Have you ever stayed in a relationship longer than you feel you should have?

🖤 Sexual Incompatibility

Sexual incompatibility is common in relationships. It’s also natural that big life changes – such as having a baby, losing a job, grieving the loss of a family member, periods of low self-esteem, going through menopause, dealing with a medical issue, etc. – will have an impact on desire. Giving your partner love and grace, and asking them what they need during this time, will create a stronger bond.

But sex and intimacy mean different things to different people, which is something that should be communicated. I’m happy to inform you that it is possible to have a fulfilling relationship despite varying levels of desire.
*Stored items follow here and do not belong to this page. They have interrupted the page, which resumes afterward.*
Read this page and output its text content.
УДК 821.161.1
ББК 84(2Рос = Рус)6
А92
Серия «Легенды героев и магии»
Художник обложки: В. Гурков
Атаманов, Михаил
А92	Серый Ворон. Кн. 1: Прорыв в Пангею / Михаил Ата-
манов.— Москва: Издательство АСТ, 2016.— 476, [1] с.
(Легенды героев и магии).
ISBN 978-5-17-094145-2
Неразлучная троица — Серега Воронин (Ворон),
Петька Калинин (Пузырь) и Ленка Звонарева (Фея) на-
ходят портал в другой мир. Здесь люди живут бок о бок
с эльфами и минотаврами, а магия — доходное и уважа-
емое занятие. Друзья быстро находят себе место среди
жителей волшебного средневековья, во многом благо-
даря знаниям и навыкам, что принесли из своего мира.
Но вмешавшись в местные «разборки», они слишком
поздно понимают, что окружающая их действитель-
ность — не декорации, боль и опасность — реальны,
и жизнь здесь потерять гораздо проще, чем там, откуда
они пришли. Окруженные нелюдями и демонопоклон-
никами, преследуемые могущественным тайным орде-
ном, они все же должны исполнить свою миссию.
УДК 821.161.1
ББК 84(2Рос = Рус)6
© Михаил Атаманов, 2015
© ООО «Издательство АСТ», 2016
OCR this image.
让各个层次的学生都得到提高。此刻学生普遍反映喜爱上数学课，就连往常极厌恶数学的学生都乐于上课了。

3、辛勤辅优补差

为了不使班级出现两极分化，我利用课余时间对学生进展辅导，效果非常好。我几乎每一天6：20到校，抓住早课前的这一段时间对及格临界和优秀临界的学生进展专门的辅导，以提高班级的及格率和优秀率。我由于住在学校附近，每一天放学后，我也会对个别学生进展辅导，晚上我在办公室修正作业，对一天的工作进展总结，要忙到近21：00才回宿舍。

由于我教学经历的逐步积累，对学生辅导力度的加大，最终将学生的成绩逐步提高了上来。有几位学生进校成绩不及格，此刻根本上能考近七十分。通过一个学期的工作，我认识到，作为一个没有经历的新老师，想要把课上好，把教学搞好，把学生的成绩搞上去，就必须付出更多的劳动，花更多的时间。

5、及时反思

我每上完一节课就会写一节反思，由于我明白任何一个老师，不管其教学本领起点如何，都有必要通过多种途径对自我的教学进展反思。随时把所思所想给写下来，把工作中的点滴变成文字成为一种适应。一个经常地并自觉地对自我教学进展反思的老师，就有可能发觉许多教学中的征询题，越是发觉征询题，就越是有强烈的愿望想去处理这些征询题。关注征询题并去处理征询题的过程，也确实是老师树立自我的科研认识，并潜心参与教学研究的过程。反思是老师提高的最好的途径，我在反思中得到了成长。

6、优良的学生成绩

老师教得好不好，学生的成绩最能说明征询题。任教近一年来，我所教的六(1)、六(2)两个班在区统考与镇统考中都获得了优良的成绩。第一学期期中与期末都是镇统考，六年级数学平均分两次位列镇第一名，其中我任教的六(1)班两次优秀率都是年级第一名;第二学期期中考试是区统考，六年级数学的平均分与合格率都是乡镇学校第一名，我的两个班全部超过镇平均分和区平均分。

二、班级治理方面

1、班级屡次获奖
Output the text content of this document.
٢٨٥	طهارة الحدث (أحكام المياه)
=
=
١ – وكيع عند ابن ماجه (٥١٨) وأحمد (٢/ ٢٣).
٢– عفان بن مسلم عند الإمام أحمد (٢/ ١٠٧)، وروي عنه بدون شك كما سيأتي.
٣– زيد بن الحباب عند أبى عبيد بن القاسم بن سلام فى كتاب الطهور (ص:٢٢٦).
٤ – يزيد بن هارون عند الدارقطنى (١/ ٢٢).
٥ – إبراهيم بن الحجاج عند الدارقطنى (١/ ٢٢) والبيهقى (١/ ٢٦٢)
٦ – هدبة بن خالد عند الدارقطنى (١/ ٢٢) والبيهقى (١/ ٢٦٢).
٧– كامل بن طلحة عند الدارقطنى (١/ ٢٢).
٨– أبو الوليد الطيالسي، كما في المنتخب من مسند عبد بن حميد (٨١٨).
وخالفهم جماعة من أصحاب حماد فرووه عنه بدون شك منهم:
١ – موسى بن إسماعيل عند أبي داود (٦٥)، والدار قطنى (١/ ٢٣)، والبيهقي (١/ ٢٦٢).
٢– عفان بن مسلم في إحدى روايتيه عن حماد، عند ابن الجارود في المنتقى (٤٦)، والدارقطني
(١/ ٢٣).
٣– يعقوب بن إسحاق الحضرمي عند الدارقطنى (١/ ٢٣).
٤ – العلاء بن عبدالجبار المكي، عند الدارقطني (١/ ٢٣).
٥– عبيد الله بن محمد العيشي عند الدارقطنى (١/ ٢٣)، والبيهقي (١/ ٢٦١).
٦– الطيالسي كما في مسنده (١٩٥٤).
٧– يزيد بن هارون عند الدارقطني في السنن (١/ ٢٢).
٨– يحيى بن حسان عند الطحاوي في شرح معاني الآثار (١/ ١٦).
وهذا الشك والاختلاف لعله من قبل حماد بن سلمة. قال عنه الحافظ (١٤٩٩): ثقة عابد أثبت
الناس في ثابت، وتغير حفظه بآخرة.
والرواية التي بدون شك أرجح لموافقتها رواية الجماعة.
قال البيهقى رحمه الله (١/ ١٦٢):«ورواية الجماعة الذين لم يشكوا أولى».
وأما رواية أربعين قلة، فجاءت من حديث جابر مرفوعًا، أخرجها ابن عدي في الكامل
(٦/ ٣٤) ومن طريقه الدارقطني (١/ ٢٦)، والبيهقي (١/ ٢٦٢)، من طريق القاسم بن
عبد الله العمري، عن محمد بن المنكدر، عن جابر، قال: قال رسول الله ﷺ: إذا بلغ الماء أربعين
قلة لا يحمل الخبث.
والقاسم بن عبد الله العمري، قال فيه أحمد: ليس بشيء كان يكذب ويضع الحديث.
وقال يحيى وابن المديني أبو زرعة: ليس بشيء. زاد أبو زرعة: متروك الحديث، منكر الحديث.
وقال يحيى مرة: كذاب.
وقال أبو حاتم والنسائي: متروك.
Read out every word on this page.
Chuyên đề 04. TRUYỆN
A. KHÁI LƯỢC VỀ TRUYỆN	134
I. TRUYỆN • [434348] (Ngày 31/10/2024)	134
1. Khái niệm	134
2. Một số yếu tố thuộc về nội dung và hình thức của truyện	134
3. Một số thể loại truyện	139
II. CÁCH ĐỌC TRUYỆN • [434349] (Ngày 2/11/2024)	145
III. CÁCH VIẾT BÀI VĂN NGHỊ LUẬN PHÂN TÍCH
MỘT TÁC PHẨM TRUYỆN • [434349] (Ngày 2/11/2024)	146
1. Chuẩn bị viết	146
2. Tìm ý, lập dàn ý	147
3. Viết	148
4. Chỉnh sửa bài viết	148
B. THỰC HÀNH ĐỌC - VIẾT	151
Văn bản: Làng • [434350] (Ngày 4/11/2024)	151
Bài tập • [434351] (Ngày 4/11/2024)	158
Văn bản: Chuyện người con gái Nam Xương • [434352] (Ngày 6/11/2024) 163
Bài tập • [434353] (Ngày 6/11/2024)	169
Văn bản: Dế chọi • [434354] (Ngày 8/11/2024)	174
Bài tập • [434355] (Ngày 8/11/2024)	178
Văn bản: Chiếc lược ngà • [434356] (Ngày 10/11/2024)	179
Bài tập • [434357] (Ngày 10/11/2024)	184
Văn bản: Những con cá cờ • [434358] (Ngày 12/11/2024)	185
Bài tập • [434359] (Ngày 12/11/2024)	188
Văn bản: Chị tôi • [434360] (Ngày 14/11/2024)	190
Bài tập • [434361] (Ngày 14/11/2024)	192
In saying that, if sexual incompatibility is causing long-term tension and frustration, and it cannot be worked out via intervention (i.e., communication, seeking an expert, exploration, opening the relationship, etc.), it’s unrealistic to think anyone should remain in a pleasure-free and sexually incompatible partnership.

🖤 You Don’t Share the Same Values

Experts say that having shared fundamental beliefs and priorities in a relationship helps create emotional safety and ease.

When you and your partner are on the same page about things like parenting, finances, political or spiritual views (belief systems), intimacy, life goals and priorities, conflict resolution and life decisions are easier to navigate.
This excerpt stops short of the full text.